OK, this is just a kid's movie: Ice Age: Dawn of the Dinosaurs.
Of course, the dinosaurs lived about 64 million years before the really famous ice ages, and ice ages and dinosaurs don't necessarily have a lot of overlap.
Anyway, films like this are bound to screw up kid's notions of what happened when. I mean, my 4-yr old nephew sucks down information like a Hummer consumes gas, and (and this is a bit scary) he doesn't miss much. So this movie is bound to confuse him, until his obsessed uncle comes along and tries to set him straight, which no doubt probably confuses him even more.
Although I did teach him to add small integers.

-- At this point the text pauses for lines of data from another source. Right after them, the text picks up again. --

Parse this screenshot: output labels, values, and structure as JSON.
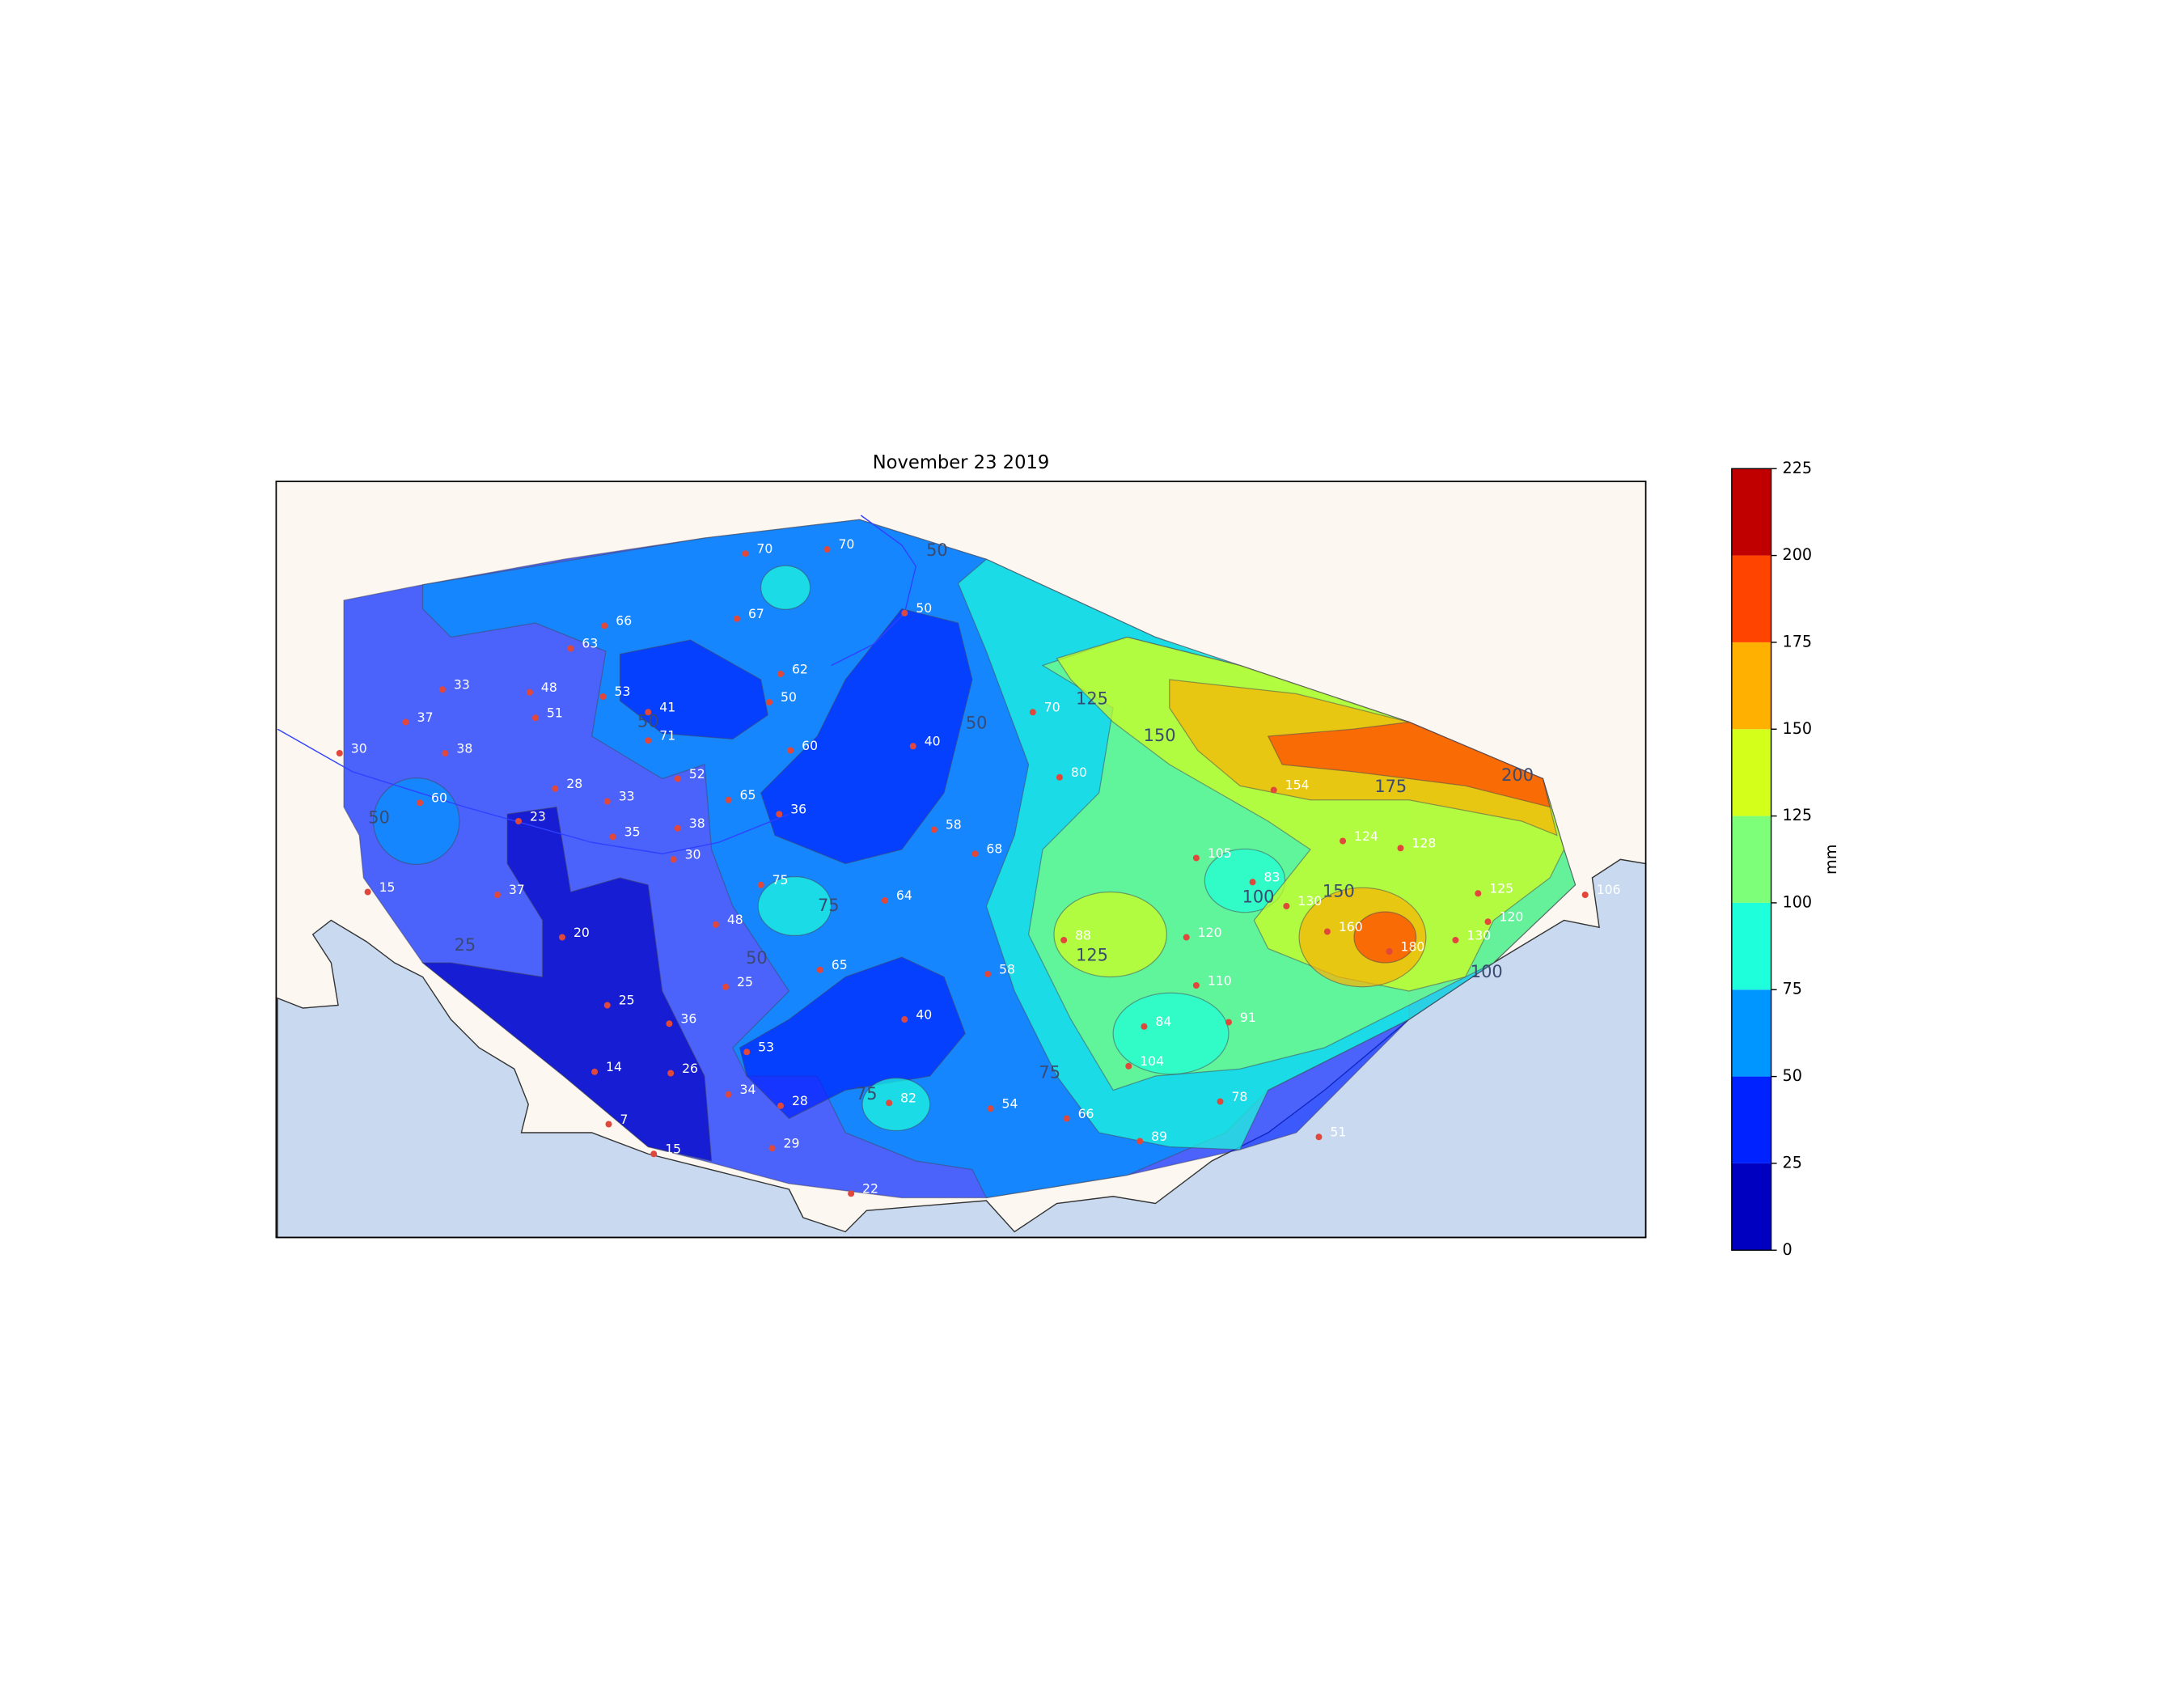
{
  "title": "November 23 2019",
  "colorbar": {
    "label": "mm",
    "levels": [
      0,
      25,
      50,
      75,
      100,
      125,
      150,
      175,
      200,
      225
    ],
    "colors": [
      "#0000c0",
      "#0022ff",
      "#0096ff",
      "#1effdc",
      "#7dff7a",
      "#d4ff1a",
      "#ffb000",
      "#ff4400",
      "#c00000"
    ]
  },
  "stations": [
    70,
    70,
    50,
    66,
    67,
    63,
    62,
    33,
    48,
    53,
    50,
    41,
    51,
    37,
    70,
    30,
    38,
    71,
    60,
    40,
    80,
    154,
    28,
    52,
    33,
    65,
    36,
    60,
    23,
    35,
    38,
    58,
    124,
    128,
    30,
    68,
    105,
    83,
    106,
    125,
    15,
    37,
    75,
    64,
    130,
    160,
    120,
    20,
    48,
    88,
    120,
    130,
    180,
    65,
    58,
    110,
    25,
    25,
    36,
    40,
    84,
    91,
    53,
    104,
    14,
    26,
    34,
    82,
    28,
    78,
    54,
    66,
    89,
    51,
    7,
    29,
    15,
    22
  ],
  "contour_labels": [
    50,
    50,
    50,
    50,
    50,
    125,
    150,
    125,
    25,
    75,
    75,
    75,
    100,
    150,
    100,
    200,
    175
  ]
}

Heck, I was confused until about 12th grade because some idiot teacher in the 7th grade said that pi was equal to 22/7. I'm sure he or she, the first time they mentioned it, said it was an approximation, but you can only do so many substitutions for it on the blackboard before you ruin even semi-smart people.

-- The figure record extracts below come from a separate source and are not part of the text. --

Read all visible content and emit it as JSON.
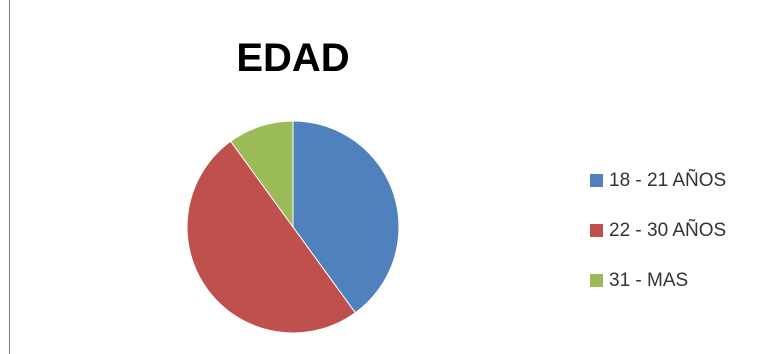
{
  "chart_data": {
    "type": "pie",
    "title": "EDAD",
    "categories": [
      "18 - 21 AÑOS",
      "22 - 30 AÑOS",
      "31 - MAS"
    ],
    "values": [
      40,
      50,
      10
    ],
    "colors": [
      "#4f81bd",
      "#c0504d",
      "#9bbb59"
    ],
    "start_angle_deg": 0,
    "legend_position": "right"
  }
}
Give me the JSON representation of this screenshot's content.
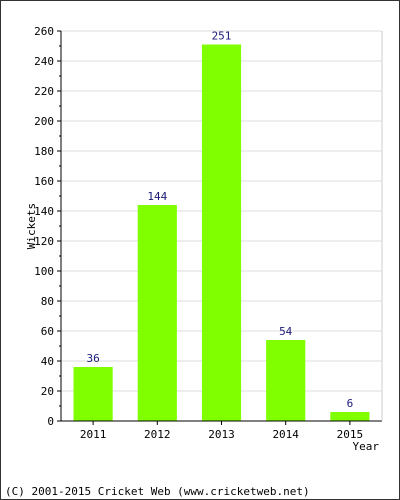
{
  "chart_data": {
    "type": "bar",
    "categories": [
      "2011",
      "2012",
      "2013",
      "2014",
      "2015"
    ],
    "values": [
      36,
      144,
      251,
      54,
      6
    ],
    "title": "",
    "xlabel": "Year",
    "ylabel": "Wickets",
    "ylim": [
      0,
      260
    ],
    "yticks": [
      0,
      20,
      40,
      60,
      80,
      100,
      120,
      140,
      160,
      180,
      200,
      220,
      240,
      260
    ],
    "grid": true,
    "legend": "none",
    "bar_color": "#80ff00",
    "label_color": "#1a1a7a"
  },
  "footer": {
    "text": "(C) 2001-2015 Cricket Web (www.cricketweb.net)"
  }
}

This movie will not help with American's scientific literary, which is already killing us.
PS: And now that I think about it, why were there so few ice ages before about a million years ago? Orbital factors?
3 comments:
The short version is that the orbital cycles can't drive glacial cycles unless CO2 drops low enough for ice sheets to form.
What Steve said.
The Wikipedia article has links to most of the important papers in the References section:
http://en.wikipedia.org/wiki/Ice_age#References
steve,
you are an idiot. unless co2 levels get low enough.